Un detalle –el único de la modernidad en un espacio donde todo tiene, como base, cerca de 100 años- los hace imprescindibles: una pantalla solar alimenta una antena que capta una señal de internet. “El wifi es libre”, dice Maximiliano. No se corta cuando apagan el generador a la medianoche, aclara. Esa señal es la única conexión con el mundo.
“Son hombres que pasan toda la vida solos en la ruta”, dice Liliana acerca de los camioneros de carga internacional. Aquí hablan con sus hijos y esposas. Abren de 8 a 23, los 365 días del año. Para las fiestas algunos deben seguir sus labores, incluso los viajeros que recorren el mundo, o puesteros que viven en soledad y se acercan al parador para compartir voces que no sean las que emite una radio.
También buscan algo muy valorado en estas irredentas regiones: la comida de Liliana. En una cocina a leña hace guisos de cordero, amasa tortas fritas que fríe en grasa. Son lo más deseado. Ofrece tortas de manzana. Todo se hace a mano. En un helado sótano guarda las bebidas, verduras, salames, quesos y algunos lácteos. Las manzanas de la cordillera duran hasta cinco meses. “Es nuestro freezer”, dice Prieto.
“Es un túnel del tiempo”, define Prieto. Abierto en 1938 por sus abuelos, no tuvo cambios salvo hace cinco años cuando un camionero se quedó dormido y chocó el parador. “Hay que tener buena puntería: es la única casa en este desierto”, bromea Prieto. La visitan viajeros de todos los países. Recuerda a dos: un alemán que daba la vuelta al mundo caminando con un cochecito de bebé donde llevaba a su perro y un japonés que caminaba con un carro y hacía diez kilómetros por día.

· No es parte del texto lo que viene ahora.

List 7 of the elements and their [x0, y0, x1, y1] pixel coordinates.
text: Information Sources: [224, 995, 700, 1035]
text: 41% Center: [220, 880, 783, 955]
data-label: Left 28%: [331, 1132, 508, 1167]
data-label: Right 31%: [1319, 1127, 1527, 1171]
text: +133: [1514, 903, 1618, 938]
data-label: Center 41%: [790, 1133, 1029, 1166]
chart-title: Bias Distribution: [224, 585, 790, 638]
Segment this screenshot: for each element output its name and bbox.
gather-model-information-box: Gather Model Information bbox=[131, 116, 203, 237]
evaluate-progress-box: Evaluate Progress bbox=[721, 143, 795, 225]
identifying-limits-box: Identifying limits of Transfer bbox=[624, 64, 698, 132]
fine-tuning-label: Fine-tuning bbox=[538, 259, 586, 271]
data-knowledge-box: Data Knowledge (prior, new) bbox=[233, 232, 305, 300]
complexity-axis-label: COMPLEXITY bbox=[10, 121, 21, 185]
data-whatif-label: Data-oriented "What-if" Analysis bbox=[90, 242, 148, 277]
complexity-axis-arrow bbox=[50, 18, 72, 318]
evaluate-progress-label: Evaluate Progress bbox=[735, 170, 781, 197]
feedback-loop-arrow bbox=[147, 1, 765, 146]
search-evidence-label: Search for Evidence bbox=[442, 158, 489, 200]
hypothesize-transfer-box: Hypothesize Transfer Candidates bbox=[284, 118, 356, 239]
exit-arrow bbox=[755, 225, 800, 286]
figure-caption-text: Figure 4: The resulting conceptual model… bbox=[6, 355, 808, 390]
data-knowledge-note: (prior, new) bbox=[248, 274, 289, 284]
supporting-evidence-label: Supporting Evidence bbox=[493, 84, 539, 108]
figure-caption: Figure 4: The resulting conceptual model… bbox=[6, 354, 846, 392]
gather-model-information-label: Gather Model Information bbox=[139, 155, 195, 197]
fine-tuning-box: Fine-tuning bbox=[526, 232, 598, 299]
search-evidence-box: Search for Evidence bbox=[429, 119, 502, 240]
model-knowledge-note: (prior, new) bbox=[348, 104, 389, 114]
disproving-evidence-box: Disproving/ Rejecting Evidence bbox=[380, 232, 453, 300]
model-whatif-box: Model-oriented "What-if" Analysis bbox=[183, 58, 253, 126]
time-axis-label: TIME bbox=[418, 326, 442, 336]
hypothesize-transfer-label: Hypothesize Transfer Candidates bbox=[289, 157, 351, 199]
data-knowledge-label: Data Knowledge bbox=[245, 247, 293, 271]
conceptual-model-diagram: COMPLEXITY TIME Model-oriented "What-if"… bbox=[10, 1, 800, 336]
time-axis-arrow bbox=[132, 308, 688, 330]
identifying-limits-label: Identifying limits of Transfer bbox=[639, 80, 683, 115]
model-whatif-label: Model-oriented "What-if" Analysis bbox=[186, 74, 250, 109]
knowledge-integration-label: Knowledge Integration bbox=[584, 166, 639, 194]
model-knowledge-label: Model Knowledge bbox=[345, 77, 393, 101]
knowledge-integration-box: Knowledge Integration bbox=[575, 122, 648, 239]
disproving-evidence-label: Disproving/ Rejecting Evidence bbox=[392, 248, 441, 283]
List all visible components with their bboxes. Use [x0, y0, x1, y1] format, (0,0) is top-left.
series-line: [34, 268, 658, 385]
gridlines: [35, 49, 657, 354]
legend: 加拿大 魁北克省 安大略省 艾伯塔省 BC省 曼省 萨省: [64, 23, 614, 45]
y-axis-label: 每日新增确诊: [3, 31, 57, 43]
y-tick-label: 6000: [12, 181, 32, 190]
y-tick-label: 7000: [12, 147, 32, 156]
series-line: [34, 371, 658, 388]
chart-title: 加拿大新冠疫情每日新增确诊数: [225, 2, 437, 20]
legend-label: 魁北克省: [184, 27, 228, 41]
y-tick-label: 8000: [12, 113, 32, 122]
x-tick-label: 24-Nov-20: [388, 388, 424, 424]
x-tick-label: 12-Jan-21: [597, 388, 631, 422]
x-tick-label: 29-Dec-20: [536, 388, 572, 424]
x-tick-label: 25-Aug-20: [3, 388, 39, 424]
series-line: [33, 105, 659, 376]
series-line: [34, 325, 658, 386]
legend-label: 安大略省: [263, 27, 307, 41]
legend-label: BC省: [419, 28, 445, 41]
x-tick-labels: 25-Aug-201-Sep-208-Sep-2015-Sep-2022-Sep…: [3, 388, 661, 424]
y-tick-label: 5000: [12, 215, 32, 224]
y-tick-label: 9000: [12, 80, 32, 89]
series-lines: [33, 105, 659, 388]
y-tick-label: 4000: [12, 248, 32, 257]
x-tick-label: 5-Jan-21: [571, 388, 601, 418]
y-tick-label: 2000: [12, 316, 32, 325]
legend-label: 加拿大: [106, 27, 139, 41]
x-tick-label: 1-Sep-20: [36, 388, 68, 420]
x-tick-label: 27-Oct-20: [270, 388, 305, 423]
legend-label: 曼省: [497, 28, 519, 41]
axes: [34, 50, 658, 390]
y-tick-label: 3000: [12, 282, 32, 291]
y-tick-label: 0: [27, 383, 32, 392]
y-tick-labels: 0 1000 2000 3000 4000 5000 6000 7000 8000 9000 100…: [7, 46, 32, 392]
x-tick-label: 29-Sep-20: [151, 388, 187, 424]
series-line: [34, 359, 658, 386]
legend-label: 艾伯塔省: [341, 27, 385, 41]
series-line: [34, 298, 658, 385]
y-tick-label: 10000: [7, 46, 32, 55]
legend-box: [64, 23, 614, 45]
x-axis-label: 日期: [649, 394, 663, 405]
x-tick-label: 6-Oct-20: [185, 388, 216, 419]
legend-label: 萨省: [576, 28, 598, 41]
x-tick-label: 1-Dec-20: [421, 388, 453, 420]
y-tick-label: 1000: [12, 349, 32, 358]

Al costado del almacén, una puerta con una capa de calcomanías de aventureros de todo el mundo conduce a una pequeña habitación con dos camas, de elástico y metal. Una ventana muestra la estepa y la ruta. “Están disponibles para los que necesitan descansar”, dice. Las paredes tiemblan por la furia del viento. Un caloventor tímido exhala un aliento tibio.
Cuchillos, cigarrillos, ropa térmica, alpargatas, pegamento, pomadas para calmar dolores, un hepatoprotector casero, latas, conservas, hierbas que recolecta Liliana y una estantería con caña, ginebra y libros de autores patagónicos están a la venta.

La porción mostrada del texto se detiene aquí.